Is there anything we can do to provide a means to support digital rights
management in Atom feeds or systems?
*
PICS (Platform for Internet Content Selection) provides a means to tag content
to facilitate content selection, rating services, filtering, signing and
privacy. We need to consider how PICS relates to the world of
blogging.
* P3P (Platform for Privacy Preferences) was designed with web sites in
mind. Does P3P work for the kind of systems that would be developed
using Atom, the Atom API, and other blogging components? Does P3P need
to be extended to address blogging related issues?
* Various efforts have been made to support "categories" as
meta-data in blogs and blog entries. Most have failed. It seems like these
efforts should be formally linked to similar efforts such as the ISO
Topic Map or the XTM standards. Ideally, any solution for blogs would also work
well in non-blog environments. Do we need standardization of things like
"subject indicators" or do the existing standards do the
job?
These are just some of the issues that rise out of the general problem of
blogging. Frankly, I think what is really going on here is that in the blogging
world, we're experimenting with and defining much more than just blogs. What
we're really doing is working out the details of a whole new way of interacting
with the web. Now, as we are passing from the stage of initial experimentation
to a stage of consolidation behind an initial set of formal standards, I think
we need to expand our vision to include the full range of issues that have been
raised. We also need to think about how the web-at-large can benefit from what
we've learned in the laboratory of blogging.

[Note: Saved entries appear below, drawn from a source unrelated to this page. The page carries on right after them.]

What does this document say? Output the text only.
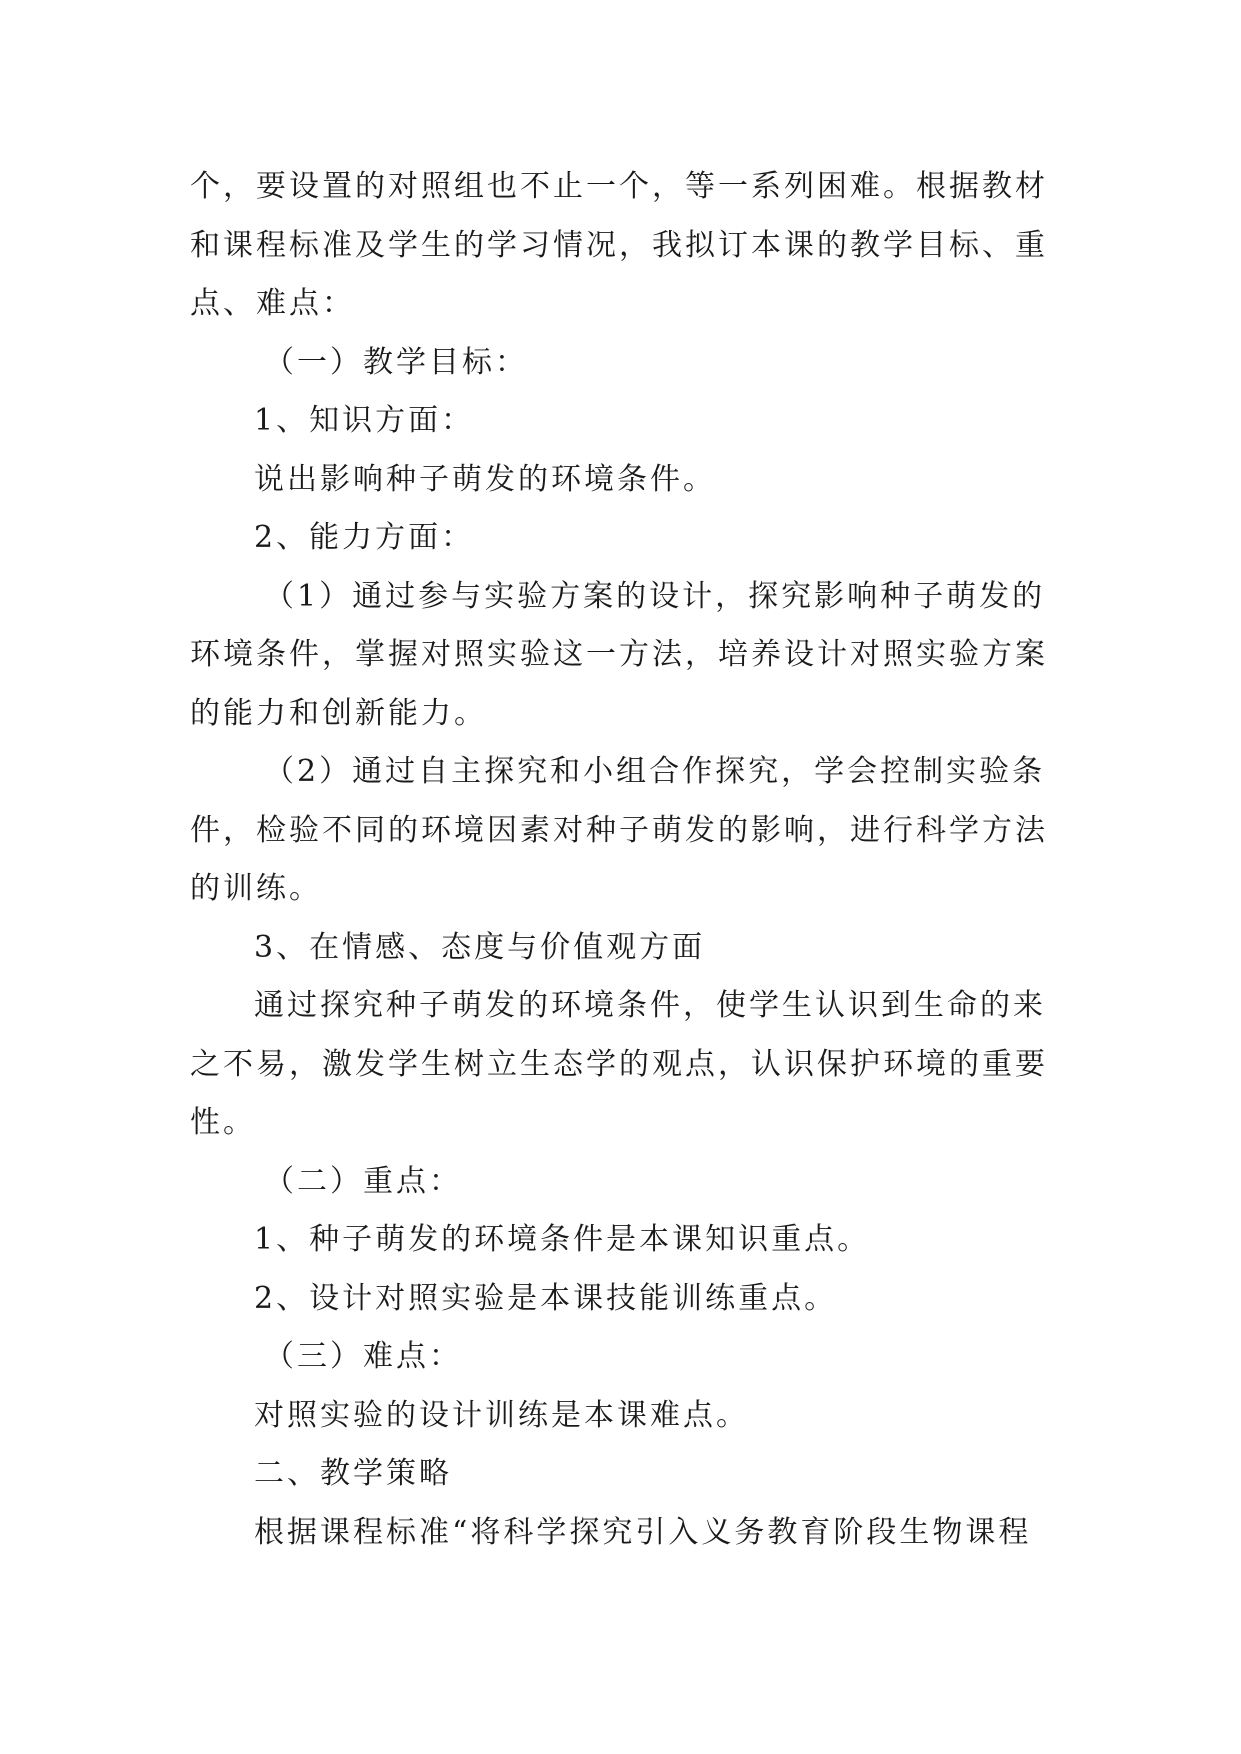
个，要设置的对照组也不止一个，等一系列困难。根据教材
和课程标准及学生的学习情况，我拟订本课的教学目标、重
点、难点：
（一）教学目标：
1、知识方面：
说出影响种子萌发的环境条件。
2、能力方面：
（1）通过参与实验方案的设计，探究影响种子萌发的
环境条件，掌握对照实验这一方法，培养设计对照实验方案
的能力和创新能力。
（2）通过自主探究和小组合作探究，学会控制实验条
件，检验不同的环境因素对种子萌发的影响，进行科学方法
的训练。
3、在情感、态度与价值观方面
通过探究种子萌发的环境条件，使学生认识到生命的来
之不易，激发学生树立生态学的观点，认识保护环境的重要
性。
（二）重点：
1、种子萌发的环境条件是本课知识重点。
2、设计对照实验是本课技能训练重点。
（三）难点：
对照实验的设计训练是本课难点。
二、教学策略
根据课程标准“将科学探究引入义务教育阶段生物课程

As said before, blogging is much more than just a file format and an API.
Atom and its API should only be considered the first of many steps in defining
how blogging, and this style of web use, are to be pursued in the future.
Whatever forum we use to define the first steps on this road should be a forum
which will be appropriate for resolution and discussion of the other issues as
well.
Is the W3C willing and able to deal with more than just the immediate
issue of format and API? Is the W3C willing, able, and the best forum to deal
with the overall problem of bloggging?
bob wyman